Auf der zentralen Piazza del Popolo in Rom, dem Platz des Volkes, warten Tausende Männer und Frauen geduldig, im Hintergrund läuft eingängige Musik – Canzoni, die hier jede und jeder kennt.
Die Parteichefs von Forza italia, Lega und Fratelli d'Italia verspäten sich um eine ganze Stunde. Doch das stört niemanden. Alle wollen nochmals hören, was Forza-Chef Silvio Berlusconi, Lega-Chef Matteo Salvini und Fratelli-Chefin Giorgia Meloni zu sagen haben.
Viele der Anwesenden sind wegen Meloni hier, der Spitzenkandidatin im rechten Lager. Nur sie könne dafür sorgen, dass sich endlich etwas ändere im Land, sagt der 73-jährige Matteo.
Viele Fahnen der Fratelli d'Italia
«Cambiamento» – Veränderung – ist den Anhängerinnen und Anhängern der Rechtsparteien besonders wichtig. Sie haben genug von den linken Regierungen und parteiübergreifenden Regierungen, die von Technokraten und Experten geführt werden. Wie jene von Mario Draghi.
Ich will ein Italien, in dem hart arbeitende Menschen nicht verarmen, nur weil der Staat übermässig viele Steuern verlangt.
Auf der Piazza del Popolo werden auffällig viele Fahnen der postfaschistischen Fratelli d'Italia geschwenkt. Mitorganisiert von Maria Grazia Cacciamani, eingeschriebenes Parteimitglied und langjährige Weggefährtin von Giorgia Meloni. «Giorgia hat es verdient als erste Frau des modernen Italiens Regierungschefin zu werden», sagt sie.

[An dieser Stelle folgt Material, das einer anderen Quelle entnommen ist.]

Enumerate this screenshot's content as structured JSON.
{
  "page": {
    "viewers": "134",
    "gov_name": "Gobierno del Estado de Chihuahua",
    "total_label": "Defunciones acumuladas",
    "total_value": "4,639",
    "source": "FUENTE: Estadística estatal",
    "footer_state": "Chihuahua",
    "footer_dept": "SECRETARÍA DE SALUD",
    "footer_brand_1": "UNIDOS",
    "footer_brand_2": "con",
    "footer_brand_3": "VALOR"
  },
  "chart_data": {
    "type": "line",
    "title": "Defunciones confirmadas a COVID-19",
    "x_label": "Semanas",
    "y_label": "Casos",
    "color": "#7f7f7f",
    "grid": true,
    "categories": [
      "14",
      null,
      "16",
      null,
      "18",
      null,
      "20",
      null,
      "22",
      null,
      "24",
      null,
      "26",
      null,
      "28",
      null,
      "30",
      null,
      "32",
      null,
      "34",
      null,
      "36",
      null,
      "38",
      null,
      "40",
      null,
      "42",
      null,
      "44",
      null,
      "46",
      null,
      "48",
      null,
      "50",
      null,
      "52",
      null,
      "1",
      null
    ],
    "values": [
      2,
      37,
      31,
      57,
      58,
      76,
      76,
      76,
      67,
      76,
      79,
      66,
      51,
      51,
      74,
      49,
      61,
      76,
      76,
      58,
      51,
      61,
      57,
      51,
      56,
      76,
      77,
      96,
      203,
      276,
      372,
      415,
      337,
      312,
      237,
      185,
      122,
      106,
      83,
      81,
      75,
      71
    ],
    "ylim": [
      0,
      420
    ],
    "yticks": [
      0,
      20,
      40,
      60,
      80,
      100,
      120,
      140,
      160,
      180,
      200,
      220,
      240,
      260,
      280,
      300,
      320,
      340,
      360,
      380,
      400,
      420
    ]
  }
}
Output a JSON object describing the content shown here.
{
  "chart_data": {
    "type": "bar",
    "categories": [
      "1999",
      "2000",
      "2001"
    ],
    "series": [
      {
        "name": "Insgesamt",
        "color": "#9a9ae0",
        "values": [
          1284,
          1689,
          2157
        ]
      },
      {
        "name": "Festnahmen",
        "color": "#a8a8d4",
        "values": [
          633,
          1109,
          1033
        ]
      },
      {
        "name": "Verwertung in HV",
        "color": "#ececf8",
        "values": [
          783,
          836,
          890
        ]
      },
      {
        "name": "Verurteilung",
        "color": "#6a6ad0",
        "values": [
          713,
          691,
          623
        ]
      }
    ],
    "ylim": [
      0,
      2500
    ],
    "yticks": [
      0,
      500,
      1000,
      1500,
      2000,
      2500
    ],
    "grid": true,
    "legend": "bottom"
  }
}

Meloni sei kohärent geblieben, habe nie die Meinung gewechselt, sei ihren konservativen Positionen loyal geblieben, sei in ihrer Haltung seit Jahren ehrlich.
Den Anhängerinnen und Anhängern von Meloni ist das wichtig, wie auch die 57-jährige Elisabetta betont. Sie stammt aus einer Römer Richter-Familie. Für sie ist eine Frau an der Spitze der Regierung Nebensache. Wichtig sei die klare Haltung.
Der grosse Moment ist da
Und dann ist er da, der Moment, auf den Tausende gewartet haben: Auf der grossen Bühne stehen Meloni, Berlusconi und Salvini. Alle drei hoffen am Sonntag auf einen überwältigenden Sieg. Das deckt sich mit den Umfragen bis vor wenigen Tagen.
Der bald 86-jährige Berlusconi steht von einer Corona-Erkrankung gezeichnet, etwas unsicher auf den Beinen. Er stellt sich schon fast staatsmännisch hinter das Rednerpult. «Ich will ein Italien, in dem hart arbeitende Menschen nicht verarmen, nur weil der Staat übermässig viele Steuern verlangt», ruft er der Menge zu.
Und dann tritt Salvini auf die Bühne, winkt ins Publikum, verteilt Küsse. Er spricht die Tausenden von Anwesenden direkt an und verspricht, er wolle Italien und die Italiener schützen: Schützen vor zu vielen Flüchtlingen, die ins Land strömen, schützen vor der Einmischung aus Brüssel, vor den EU-Bürokraten. Das sind Themen, die auf der Piazza del Popolo in Rom für Applaus sorgen.
Meloni rechnet mit Wahlsieg
Aus dem Publikum erhebt sich ein lauter Chor: Alle rufen «Giorgia, Giorgia». Die Chefin der postfaschistischen Fratelli d'Italia betritt die Bühne. Sie ringt mit den Emotionen und nach den richtigen Worten. Doch dann legt sie los: in bekannter Manier. Mit lauter Stimme hämmert sie auf den politischen Gegner ein.
Die politische Linke sei radikal, wutentbrannt und gewalttätig. Dieses linke Italien gehe am Sonntag zu Ende, ruft Meloni dem Publikum zu.
Sagt's und winkt ins Publikum. In der Überzeugung, dass sie zur ersten Regierungschefin Italiens gewählt wird und fünf Jahre lang mit den anderen rechten Parteien das Land regieren kann.